Son Mühür/Merve Turan- Yükseköğretim Kurulu (YÖK) Bilim İletişimi Ofisi öncülüğünde düzenlenen ve eş zamanlı olarak 81 ilde gerçekleştirilen “Bilim Kafe” etkinlikleri çerçevesinde, İzmir Kâtip Çelebi Üniversitesi (İKÇÜ) Bilim İletişim Ofisi tarafından bir söyleşi düzenlendi. Etkinlikte, yapay zeka teknolojileri, dil modelleri ve veri güvenliği gibi çağımızın kritik başlıkları masaya yatırıldı.
İKÇÜ Rektör Yardımcısı Prof. Dr. Yasin Bulduklu’nun moderatörlüğünü üstlendiği programa, Medya ve İletişim Çalışmaları Uygulama ve Araştırma Merkezi Müdürü Dr. Öğr. Üyesi Ümit Aydoğan konuşmacı olarak katıldı. Etkinlik, akademisyenler ve idari personelin yoğun ilgisiyle gerçekleşti.
Prof. Dr. Bulduklu: “Bilim toplumla bütünleşiyor”
Etkinliğin açılışında konuşan Prof. Dr. Yasin Bulduklu, YÖK’ün eşgüdümünde düzenlenen bilim buluşmalarının coğrafi kapsayıcılık ve katılım bakımından dünyanın en geniş ölçekli bilim-toplum etkileşimlerinden biri olduğunu belirtti. Bulduklu, “Bu organizasyon, üniversitelerin yalnızca bilgi üreten değil, aynı zamanda topluma bilimsel perspektif kazandıran yapılar haline geldiğinin göstergesidir. İKÇÜ olarak bu dev organizasyonda yer almaktan onur duyuyoruz” ifadelerini kullandı.

“Veri güvenliği artık en temel meselelerden”
Prof. Dr. Bulduklu, dijitalleşmenin getirdiği yeniliklerin yanında veri gizliliği konusundaki tehditlere dikkat çekti. Yerli ve milli dil modellerinin eksikliğine işaret eden Bulduklu, “Türkiye olarak hâlâ kendi büyük dil modelimizi geliştirebilmiş değiliz. Mevcut modelleri kullanabiliyoruz ancak bu bize uzun vadede çözüm sunmuyor. Cihazlar üzerinden sürekli izleniyoruz; veri güvenliği bu çağın en kırılgan başlıklarından biri haline geldi” dedi.
Dr. Aydoğan: “ChatGPT ile yapay zeka ana akıma taşındı”

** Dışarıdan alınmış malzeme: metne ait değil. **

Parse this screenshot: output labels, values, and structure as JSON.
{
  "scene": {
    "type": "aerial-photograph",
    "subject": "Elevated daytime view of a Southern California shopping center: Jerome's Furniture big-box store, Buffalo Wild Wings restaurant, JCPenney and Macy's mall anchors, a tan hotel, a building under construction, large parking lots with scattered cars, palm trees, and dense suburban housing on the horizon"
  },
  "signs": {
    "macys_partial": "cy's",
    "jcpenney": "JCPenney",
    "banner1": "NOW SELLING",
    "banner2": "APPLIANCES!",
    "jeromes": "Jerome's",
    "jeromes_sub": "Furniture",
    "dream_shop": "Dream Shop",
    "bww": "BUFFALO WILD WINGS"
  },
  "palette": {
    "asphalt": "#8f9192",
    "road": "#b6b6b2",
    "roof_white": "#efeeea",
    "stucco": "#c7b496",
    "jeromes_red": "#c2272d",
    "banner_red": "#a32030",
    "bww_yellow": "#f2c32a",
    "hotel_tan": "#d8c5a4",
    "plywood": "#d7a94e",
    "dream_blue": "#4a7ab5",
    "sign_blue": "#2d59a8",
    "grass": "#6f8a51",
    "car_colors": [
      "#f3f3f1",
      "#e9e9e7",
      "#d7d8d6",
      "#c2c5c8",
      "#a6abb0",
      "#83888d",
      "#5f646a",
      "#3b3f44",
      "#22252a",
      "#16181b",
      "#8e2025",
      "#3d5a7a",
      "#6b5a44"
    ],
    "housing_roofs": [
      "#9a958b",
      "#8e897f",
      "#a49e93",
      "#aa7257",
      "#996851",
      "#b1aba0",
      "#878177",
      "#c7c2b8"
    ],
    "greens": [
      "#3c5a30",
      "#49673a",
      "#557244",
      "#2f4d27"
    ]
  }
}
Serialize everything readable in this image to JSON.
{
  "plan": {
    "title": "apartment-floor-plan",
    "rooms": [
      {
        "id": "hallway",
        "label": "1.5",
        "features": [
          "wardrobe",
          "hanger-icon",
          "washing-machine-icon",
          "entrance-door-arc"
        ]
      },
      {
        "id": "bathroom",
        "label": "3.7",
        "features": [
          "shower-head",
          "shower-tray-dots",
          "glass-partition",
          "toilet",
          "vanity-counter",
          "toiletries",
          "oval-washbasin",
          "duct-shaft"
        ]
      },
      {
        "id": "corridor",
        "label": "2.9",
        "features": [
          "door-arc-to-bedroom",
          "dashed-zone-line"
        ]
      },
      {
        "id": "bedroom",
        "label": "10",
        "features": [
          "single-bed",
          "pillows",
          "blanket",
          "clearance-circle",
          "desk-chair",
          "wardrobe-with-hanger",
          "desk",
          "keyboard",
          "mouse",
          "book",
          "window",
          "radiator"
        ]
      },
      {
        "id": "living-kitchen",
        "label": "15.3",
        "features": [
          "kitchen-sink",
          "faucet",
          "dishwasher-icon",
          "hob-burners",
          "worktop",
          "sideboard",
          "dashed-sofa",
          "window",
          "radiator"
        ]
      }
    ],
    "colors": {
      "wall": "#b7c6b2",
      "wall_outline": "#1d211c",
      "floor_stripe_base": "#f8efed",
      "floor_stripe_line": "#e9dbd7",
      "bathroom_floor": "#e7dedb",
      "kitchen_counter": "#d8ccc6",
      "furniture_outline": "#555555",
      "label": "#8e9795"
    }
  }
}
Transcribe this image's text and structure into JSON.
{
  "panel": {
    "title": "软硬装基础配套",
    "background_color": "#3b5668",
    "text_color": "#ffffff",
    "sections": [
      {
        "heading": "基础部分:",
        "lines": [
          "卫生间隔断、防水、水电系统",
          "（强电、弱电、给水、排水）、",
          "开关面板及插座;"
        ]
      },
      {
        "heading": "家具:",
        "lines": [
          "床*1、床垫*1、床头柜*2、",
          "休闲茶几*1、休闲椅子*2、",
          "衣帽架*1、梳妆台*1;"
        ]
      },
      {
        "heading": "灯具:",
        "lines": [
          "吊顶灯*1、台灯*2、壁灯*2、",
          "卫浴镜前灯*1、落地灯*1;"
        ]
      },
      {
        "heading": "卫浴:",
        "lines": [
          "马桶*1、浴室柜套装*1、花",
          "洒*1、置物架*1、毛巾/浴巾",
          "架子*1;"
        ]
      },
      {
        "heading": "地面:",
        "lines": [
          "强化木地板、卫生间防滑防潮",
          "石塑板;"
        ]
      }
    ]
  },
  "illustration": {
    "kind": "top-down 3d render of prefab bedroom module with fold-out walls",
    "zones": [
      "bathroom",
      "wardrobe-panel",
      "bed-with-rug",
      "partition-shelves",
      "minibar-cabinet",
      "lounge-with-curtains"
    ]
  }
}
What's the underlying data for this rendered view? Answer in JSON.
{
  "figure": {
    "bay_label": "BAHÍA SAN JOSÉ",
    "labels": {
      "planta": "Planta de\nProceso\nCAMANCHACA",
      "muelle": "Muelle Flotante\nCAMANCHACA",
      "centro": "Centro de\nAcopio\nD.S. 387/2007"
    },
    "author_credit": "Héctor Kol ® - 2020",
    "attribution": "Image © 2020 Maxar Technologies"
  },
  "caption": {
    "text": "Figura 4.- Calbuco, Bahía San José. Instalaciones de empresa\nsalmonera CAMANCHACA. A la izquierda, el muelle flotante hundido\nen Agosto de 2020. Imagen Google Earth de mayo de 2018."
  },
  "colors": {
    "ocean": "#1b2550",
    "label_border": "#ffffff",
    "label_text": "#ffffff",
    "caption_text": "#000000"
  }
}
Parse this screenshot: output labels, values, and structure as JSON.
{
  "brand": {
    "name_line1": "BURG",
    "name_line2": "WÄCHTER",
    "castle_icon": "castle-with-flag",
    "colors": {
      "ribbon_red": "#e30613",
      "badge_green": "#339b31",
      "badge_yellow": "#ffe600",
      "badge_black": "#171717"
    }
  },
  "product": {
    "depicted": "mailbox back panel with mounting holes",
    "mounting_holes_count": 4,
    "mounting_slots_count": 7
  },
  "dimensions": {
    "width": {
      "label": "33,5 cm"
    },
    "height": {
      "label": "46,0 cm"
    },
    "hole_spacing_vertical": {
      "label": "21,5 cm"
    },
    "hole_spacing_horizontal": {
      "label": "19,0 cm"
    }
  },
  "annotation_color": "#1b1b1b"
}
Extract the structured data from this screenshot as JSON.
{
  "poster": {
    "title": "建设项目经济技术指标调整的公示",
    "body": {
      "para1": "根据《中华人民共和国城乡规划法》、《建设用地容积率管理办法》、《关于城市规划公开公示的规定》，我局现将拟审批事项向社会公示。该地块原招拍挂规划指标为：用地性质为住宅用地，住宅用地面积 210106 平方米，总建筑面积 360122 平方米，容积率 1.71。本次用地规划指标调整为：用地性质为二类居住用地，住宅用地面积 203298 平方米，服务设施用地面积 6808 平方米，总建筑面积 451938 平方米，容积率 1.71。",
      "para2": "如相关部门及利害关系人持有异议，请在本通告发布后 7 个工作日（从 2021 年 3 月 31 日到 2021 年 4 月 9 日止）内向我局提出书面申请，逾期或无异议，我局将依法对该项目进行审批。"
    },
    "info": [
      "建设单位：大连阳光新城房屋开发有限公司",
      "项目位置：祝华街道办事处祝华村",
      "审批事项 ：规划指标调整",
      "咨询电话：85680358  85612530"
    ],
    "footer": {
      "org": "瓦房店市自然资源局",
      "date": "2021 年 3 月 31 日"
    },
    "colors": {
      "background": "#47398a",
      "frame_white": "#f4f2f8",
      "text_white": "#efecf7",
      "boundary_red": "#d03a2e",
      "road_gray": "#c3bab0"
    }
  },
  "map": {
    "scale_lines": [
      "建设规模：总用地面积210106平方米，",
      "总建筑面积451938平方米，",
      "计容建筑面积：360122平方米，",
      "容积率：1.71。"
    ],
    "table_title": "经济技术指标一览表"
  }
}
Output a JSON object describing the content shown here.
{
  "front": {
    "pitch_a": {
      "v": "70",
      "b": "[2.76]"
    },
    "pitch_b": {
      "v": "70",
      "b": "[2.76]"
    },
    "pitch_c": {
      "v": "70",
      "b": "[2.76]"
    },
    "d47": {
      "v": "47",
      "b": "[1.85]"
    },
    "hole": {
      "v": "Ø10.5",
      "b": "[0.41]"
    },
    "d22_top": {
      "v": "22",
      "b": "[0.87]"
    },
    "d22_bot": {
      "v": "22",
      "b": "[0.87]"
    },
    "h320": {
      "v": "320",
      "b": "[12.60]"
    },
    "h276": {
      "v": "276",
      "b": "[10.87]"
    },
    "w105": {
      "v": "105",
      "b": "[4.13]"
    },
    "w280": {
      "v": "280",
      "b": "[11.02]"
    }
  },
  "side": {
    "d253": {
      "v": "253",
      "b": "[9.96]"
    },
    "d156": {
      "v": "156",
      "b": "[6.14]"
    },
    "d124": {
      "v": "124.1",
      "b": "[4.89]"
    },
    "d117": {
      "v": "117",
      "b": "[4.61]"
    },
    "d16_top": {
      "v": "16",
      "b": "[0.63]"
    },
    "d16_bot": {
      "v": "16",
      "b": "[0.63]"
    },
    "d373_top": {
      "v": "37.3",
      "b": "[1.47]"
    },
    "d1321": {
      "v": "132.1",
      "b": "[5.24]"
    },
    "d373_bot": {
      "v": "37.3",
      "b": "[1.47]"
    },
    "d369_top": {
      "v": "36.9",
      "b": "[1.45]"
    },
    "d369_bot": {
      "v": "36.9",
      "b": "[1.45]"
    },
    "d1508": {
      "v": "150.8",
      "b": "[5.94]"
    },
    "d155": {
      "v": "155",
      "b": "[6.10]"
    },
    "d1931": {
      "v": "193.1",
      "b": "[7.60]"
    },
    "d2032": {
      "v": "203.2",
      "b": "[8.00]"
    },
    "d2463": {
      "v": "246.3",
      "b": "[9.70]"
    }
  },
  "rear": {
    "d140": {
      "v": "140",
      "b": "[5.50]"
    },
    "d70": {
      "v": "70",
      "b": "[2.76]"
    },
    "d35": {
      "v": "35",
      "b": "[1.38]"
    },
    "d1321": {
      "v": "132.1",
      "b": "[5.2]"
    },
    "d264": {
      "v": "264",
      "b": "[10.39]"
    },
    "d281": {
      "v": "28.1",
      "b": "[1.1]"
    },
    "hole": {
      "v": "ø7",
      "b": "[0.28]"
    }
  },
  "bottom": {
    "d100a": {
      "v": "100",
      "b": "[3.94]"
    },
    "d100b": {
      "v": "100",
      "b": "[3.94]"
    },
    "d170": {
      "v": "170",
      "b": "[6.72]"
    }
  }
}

Söyleşide konuşan Dr. Öğr. Üyesi Ümit Aydoğan ise, yapay zekâ ve makine öğreniminin yıllardır hayatımızda olmasına rağmen, ChatGPT gibi uygulamalarla bu teknolojilerin geniş kitlelerce fark edildiğini söyledi. Aydoğan, “Veri toplama süreçleri yeni değil; ancak artık tercihlerimiz, davranış kalıplarımız ve günlük yaşamlarımız detaylı şekilde analiz ediliyor. Kullanıcıdan alınan her veri, algoritmaların öğrenme sürecine katkı sağlıyor” şeklinde konuştu.
“Veri yoksa yapay zeka da yok”
Verinin çağın en kıymetli kaynağı haline geldiğine vurgu yapan Aydoğan, güçlü bir yapay zekâ altyapısının oluşabilmesi için yüksek hacimli verilerin sınıflandırılması, işlenmesi ve saklanması gerektiğini belirtti. Bu noktada Türkiye’nin ciddi donanım ve altyapı eksiklikleri bulunduğunu dile getirdi: “Veriyi saklayacak merkezlerimiz yok, GPU'ları üretemiyoruz. Bunlar ciddi maliyetli sistemler ve dışa bağımlıyız.”
“Yeni meslek tanımları ve akademiye düşen görev”
Yapay zekâ uygulamalarının meslekleri nasıl dönüştürdüğüne de dikkat çeken Dr. Aydoğan, “Gelecekte birçok meslek, özellikle beyaz yaka pozisyonlar, yapay zekâ teknolojileriyle yeniden tanımlanacak. Mühendislik, hukuk ve eğitim gibi alanlarda yapay zekâ destekli çözümler artık kaçınılmaz. Akademi bu süreçte öncü rol üstlenmeli; çünkü enformasyon teknolojisine yön vermek artık bir tercih değil, bir gereklilik” dedi.
Söyleşi soru-cevapla tamamlandı
Program, katılımcıların yönelttiği soruların yanıtlanmasıyla sona erdi. Etkinlik boyunca yapay zekânın toplum üzerindeki etkileri, veri mahremiyeti ve Türkiye’nin bu alandaki stratejik ihtiyaçları çok boyutlu şekilde ele alındı.